Coalition whip scraps disciplinary moves against Likud MKs, cites need for unity

Coalition whip scraps disciplinary moves against Likud MKs, cites need for unity

As elections loom, Miki Zohar eases sanctions on party ministers, lawmakers who were punished for skipping Knesset votes

Likud MK Miki Zohar reacts during a meeting at the Knesset, January 13, 2020. (Hadas Parush/Flash90)
Likud MK Miki Zohar reacts during a meeting at the Knesset, January 13, 2020. (Hadas Parush/Flash90)

Invoking the need for party unity, coalition whip MK Miki Zohar has lifted sanctions placed on some of his Likud party’s ministers and Knesset members as a punishment for missing parliamentary votes.

The development came amid growing speculation that Israel is headed for a new round of elections, which would be the fourth within two years, due to the escalating political crisis over the passage of the state budget.

In a letter to the affected ministers and MKs, Zohar wrote that over the past week he had reviewed the faction and “to my delight, I saw the party operating and efficient work [being done].”

“This is the time for unity in our movement,” he wrote. “I am sure that the MKs and ministers understand the magnitude of the responsibility and the importance of party discipline and I hope that we will not need to deal with similar absences in the future.”

Last month, Zohar disciplined five Likud ministers and five Knesset members for missing plenum votes, including on a bill to bar psychotherapists from performing gay conversion therapy.

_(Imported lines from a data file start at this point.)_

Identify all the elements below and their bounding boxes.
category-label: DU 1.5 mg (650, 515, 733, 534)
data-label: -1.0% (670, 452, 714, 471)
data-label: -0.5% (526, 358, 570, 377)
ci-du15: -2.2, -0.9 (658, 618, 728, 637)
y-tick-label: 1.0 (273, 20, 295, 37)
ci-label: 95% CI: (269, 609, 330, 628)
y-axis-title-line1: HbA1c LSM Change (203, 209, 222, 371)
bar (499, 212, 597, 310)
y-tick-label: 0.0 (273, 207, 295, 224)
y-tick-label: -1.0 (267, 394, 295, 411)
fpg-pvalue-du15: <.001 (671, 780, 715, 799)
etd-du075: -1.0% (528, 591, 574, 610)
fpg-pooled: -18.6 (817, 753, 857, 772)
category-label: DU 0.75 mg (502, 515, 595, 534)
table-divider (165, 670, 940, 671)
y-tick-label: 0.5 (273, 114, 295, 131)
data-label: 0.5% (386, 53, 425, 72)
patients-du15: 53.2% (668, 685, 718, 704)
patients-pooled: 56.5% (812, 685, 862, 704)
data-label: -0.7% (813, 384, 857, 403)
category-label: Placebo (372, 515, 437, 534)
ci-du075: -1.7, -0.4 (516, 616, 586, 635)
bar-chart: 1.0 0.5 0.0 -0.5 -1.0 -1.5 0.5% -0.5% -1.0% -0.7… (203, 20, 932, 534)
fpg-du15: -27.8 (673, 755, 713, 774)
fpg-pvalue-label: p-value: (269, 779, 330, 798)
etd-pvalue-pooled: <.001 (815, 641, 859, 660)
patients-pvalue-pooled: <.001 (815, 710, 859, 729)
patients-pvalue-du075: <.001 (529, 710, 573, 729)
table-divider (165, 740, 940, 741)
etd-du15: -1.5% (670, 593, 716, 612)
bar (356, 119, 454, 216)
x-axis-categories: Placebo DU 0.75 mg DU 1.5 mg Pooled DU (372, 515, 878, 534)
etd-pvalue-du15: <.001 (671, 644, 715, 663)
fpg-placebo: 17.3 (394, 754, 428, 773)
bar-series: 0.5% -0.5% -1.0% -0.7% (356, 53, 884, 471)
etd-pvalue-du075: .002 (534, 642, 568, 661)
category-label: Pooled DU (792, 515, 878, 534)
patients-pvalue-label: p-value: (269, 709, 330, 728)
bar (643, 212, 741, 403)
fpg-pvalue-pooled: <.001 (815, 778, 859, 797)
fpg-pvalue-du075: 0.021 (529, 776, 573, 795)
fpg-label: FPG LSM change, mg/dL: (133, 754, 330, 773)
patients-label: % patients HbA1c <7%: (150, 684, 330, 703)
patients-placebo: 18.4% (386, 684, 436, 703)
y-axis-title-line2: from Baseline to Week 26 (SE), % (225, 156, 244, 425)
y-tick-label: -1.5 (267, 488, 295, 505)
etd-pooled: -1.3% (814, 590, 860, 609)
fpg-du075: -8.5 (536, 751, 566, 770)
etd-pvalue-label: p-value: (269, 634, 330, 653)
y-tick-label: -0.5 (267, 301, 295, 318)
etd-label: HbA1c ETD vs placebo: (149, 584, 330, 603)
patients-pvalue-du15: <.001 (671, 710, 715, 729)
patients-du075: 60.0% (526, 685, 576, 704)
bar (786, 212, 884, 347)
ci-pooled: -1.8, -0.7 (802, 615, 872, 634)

That bill, which passed its initial reading, was backed by government party Blue and White, but opposed by Likud and the coalition’s Shas and United Torah Judaism, ultra-Orthodox parties. Netanyahu himself was among the 21 Likud lawmakers who were not present for the vote. The fight over that legislation was part of a growing fissure between the coalition’s Blue and White and Likud.

The sanctions announced by Zohar included barring MKs from submitting bills until the end of the current Knesset session and requiring ministers to do duty as government representatives during plenum sessions.

The action drew sharp responses from some of the punished lawmakers.

Prime Minister Benjamin Netanyahu, right, and Defense Minister Benny Gantz, at the weekly cabinet meeting, at the Ministry of Foreign Affairs in Jerusalem, on July 5, 2020. (Amit Shabi/pool/Flash90

In the wake of the disciplinary measures, the Ynet news site reported that 12 Likud MKs — a third of the party’s lawmakers in the Knesset — signed a request to remove Zohar as coalition chairman. Such a move would require support from 19 Likud MKs, but was apparently put on ice, thanks to opposition by Prime Minister Benjamin Netanyahu.

The sanctions came on the heels of several feuds within Likud, among them a public spat between Zohar and Finance Minister Israel Katz.

One of those sanctioned last month was Likud MK Yifat Shasha-Biton who Zohar had informed would be removed from her position as chair of the Knesset’s Coronavirus Committee after she butted heads with Netanyahu by reversing a number of cabinet decisions to restrict businesses during the pandemic, including the closures of restaurants, gyms and pools. Last week, the Ynet website quoted Zohar as saying he was backing down and instead looking for a compromise rather ousting her, again citing party unity as the motive.

MK Yifat Shasha-Biton at a Knesset coronavirus committee meeting on July 19, 2020. (screen capture: Knesset livestream)

The divide between Netanyahu’s Likud party and its unity coalition partner Blue and White, led by Defense Minister Benny Gantz appeared to be rapidly growing Sunday over their budget disagreement.

The government has until August 25 to approve a budget or it will automatically dissolve. Netanyahu and Gantz agreed to pass a budget through 2021 as part of the coalition deal between their parties, but the premier is now calling for a budget that only covers the rest of 2020, citing the uncertainty caused by the coronavirus pandemic. Gantz, however, is insisting on a budget that runs through next year.

While Netanyahu has to hand over the premiership to Gantz if he calls new elections before the Blue and White chief takes over as prime minister in November 2021, the coalition deal made an exception for a failure to pass a budget, leading to speculation the Likud leader was forcing the budget crisis to avoid having to leave office.

Netanyahu and Gantz agreed to form a unity government with a rotation of the premiership in May, ending 500 days of political deadlock after three inconclusive elections.